NSO is currently being sued by Facebook/Meta over the repeated hacking of users of its messaging service WhatsApp. The lawsuit, which was launched in 2019, has alleged that the spyware vendor’s malware was used to hack as many as 1,400 different users. A majority of these users were based outside of the United States, but at least one targeted phone, according to the lawsuit, was American.
Meta’s lawyers have apparently sought to use this as proof that NSO’s longstanding claim—that Pegasus is incapable of targeting U.S. phone numbers—is demonstrably false.
However, the Times reports that the U.S. phone that was hacked using NSO’s spyware was not hacked with Pegasus but was actually part of a demonstration for federal officials who were considering buying Phantom. The Times reports:
What Facebook didn’t appear to know was that the attack on a U.S. phone number, far from being an assault by a foreign power, was part of the NSO demonstrations to the F.B.I. of Phantom — the system NSO designed for American law-enforcement agencies to turn the nation’s smartphones into an “intelligence gold mine.”
In other words, Facebook’s lawsuit against NSO had stumbled upon the spyware company’s attempts to impress the FBI.
As the Times investigation breaks, the NSO Group is still embroiled in countless ongoing controversies that span the globe. And there’s no telling when the allegations will stop.
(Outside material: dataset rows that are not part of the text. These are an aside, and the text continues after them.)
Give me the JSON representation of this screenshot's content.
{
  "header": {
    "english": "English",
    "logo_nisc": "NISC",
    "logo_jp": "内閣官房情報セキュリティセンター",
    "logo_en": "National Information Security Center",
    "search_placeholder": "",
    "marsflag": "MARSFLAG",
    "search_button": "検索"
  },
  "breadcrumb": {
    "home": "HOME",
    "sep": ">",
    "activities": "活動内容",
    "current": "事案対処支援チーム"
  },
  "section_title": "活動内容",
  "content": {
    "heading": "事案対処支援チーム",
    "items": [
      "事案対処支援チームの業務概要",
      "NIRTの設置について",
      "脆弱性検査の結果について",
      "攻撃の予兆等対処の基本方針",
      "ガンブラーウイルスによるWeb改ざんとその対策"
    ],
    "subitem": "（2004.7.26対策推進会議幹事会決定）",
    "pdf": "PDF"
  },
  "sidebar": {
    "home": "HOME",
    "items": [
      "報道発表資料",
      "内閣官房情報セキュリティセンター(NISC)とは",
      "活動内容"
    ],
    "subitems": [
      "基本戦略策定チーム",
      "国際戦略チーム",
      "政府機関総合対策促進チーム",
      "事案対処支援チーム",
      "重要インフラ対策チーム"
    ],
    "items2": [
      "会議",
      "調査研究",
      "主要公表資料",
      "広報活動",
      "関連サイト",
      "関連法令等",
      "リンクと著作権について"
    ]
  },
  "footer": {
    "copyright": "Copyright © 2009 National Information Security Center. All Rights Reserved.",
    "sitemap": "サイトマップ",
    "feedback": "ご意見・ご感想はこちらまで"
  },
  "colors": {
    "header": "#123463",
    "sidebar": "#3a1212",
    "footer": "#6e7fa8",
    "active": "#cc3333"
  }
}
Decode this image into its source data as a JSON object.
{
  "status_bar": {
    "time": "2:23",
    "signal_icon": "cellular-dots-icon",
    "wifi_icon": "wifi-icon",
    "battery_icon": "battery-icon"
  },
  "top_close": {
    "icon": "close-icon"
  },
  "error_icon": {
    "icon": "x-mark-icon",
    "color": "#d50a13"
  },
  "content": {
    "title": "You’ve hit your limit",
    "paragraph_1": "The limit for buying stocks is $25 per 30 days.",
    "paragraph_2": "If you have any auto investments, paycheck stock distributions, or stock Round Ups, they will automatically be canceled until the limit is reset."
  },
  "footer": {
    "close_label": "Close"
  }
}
On Friday morning, news broke that an NSO scandal is now brewing in Finland, where the nation’s Ministry for Foreign Affairs has reported that the phones of multiple Finnish diplomats are believed to have been infected with Pegasus. Only a day ago, it was revealed that a top Human Rights Watch official, Lama Fakih, the U.S.-Lebanese Director of Crisis and Conflict and head of the HRW Beirut office, had also been targeted. In Poland, an ongoing crisis spurred by revelations that Pegasus was used to target a slew of politicians has now boiled over into a full-blown inquiry by the Polish senate to determine whether the spyware was used to help manipulate the nation’s 2019 election. And, in Hungary, several human rights activists targeted by Pegasus have announced their plans to unleash a “legal blitz” aimed at the Hungarian government (which is alleged to have hacked them), as well as NSO itself. Then there are the murky allegations within Israel, the company’s home country: claims that Israeli police used Pegasus to spy on Israeli civilians domestically—including several politicians.